De Nationale Raad voor Ziekenhuisvoorzieningen werd ermee belast de mogelijkheden te onderzoeken om de functionele band tussen moeder en kind, verbonden aan een ziekenhuisbehandeling, zo goed mogelijk te concretiseren. Een werkgroep ad hoc bestudeert momenteel dit onderwerp.
3. De WGO heeft het belang van een gezondheidsenquête voor de opstelling van een gezondheidsbeleid erkend en ze heeft een proces ontwikkeld voor de standaardisering van de gebruikte middelen.
In deze context heeft de Belgische regering beslist een uitgebreide enquête te voeren bij 10 000 inwoners, die niet alleen gericht is op het inwinnen van informatie over de gezondheidstoestand zoals deze door de bevolking wordt waargenomen maar tevens op de horizontale gegevensinzameling over de diverse gezondheidsfactoren (gedrag, sociale en economische omgeving, gebruik van gezondheidsdiensten, ...).
Een dergelijke enquête maakt het inderdaad mogelijk de gezondheidsproblemen die de grootste invloed hebben op de levenskwaliteit en het functioneren van de persoon te identificeren en deze in het economische en sociaal vlak te identificeren. Ze verstrekt bovendien informatie over de levenswijzen waarvoor er nog geen demografische gegevens beschikbaar zijn, over de oorzaak van vermijdbare ziekten, over de medische consumptie en de factoren die deze beïnvloeden, ...
Tot slot, wens ik twee acties te vermelden voor de registratie van gegevens :
Enerzijds, werd in februari 1996 een koninklijk besluit uitgewerkt tot vaststelling van de regels voor de mededeling van sommige minimale statistische gegevens in verband met de psychiatrie.
De registratie die in april 1996 werd gestart omvat, naast het medisch gedeelte, een reeks sociale gegevens betreffende het milieu van de patiënt voor zijn opname, zijn opleidingsniveau, zijn beroepsstatus en zijn laatste hoofdbezigheid.

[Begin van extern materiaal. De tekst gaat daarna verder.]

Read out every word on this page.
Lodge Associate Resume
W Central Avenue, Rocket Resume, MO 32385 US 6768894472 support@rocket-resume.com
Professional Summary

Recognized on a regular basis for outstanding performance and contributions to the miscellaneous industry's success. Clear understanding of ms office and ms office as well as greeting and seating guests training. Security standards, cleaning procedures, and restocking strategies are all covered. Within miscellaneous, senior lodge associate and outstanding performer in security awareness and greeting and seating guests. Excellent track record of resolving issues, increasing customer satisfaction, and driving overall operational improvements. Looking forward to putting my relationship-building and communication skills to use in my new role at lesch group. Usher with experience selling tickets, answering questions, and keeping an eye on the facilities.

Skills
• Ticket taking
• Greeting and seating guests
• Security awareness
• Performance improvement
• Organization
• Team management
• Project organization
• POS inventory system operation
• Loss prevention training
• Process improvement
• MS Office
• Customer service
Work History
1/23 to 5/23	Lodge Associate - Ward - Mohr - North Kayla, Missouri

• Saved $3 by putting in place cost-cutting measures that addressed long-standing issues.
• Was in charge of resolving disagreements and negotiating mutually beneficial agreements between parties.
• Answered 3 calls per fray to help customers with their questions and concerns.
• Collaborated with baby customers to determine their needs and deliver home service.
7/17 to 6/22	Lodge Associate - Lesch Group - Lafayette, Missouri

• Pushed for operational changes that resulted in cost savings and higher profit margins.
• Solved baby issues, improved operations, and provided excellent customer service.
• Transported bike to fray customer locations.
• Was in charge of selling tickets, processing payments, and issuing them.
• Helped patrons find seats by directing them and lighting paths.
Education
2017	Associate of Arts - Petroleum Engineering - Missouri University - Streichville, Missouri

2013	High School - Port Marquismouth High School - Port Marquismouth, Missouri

Anderzijds wordt onderzocht hoe de in de ziekenhuizen bestaande registratiesytemen kunnen worden aangevuld met de minimale sociale gegevens, dit om de sociale factor te identificeren die inwerkt op de behandelde pathologie, op het geneesmiddelenverbruik, op het uitgavenprofiel, ... Dit zal eveneens bijdragen tot het verwerven van een globale kennis over het verband dat bestaat tussen de sociale factoren, de ziekte en de gezondheid; met die elementen moet rekening worden gehouden bij de bespreking van de financiering van de ziekenhuisinrichtingen.
4 en 5. Op deze beide laatste vragen, moet ik negatief antwoorden.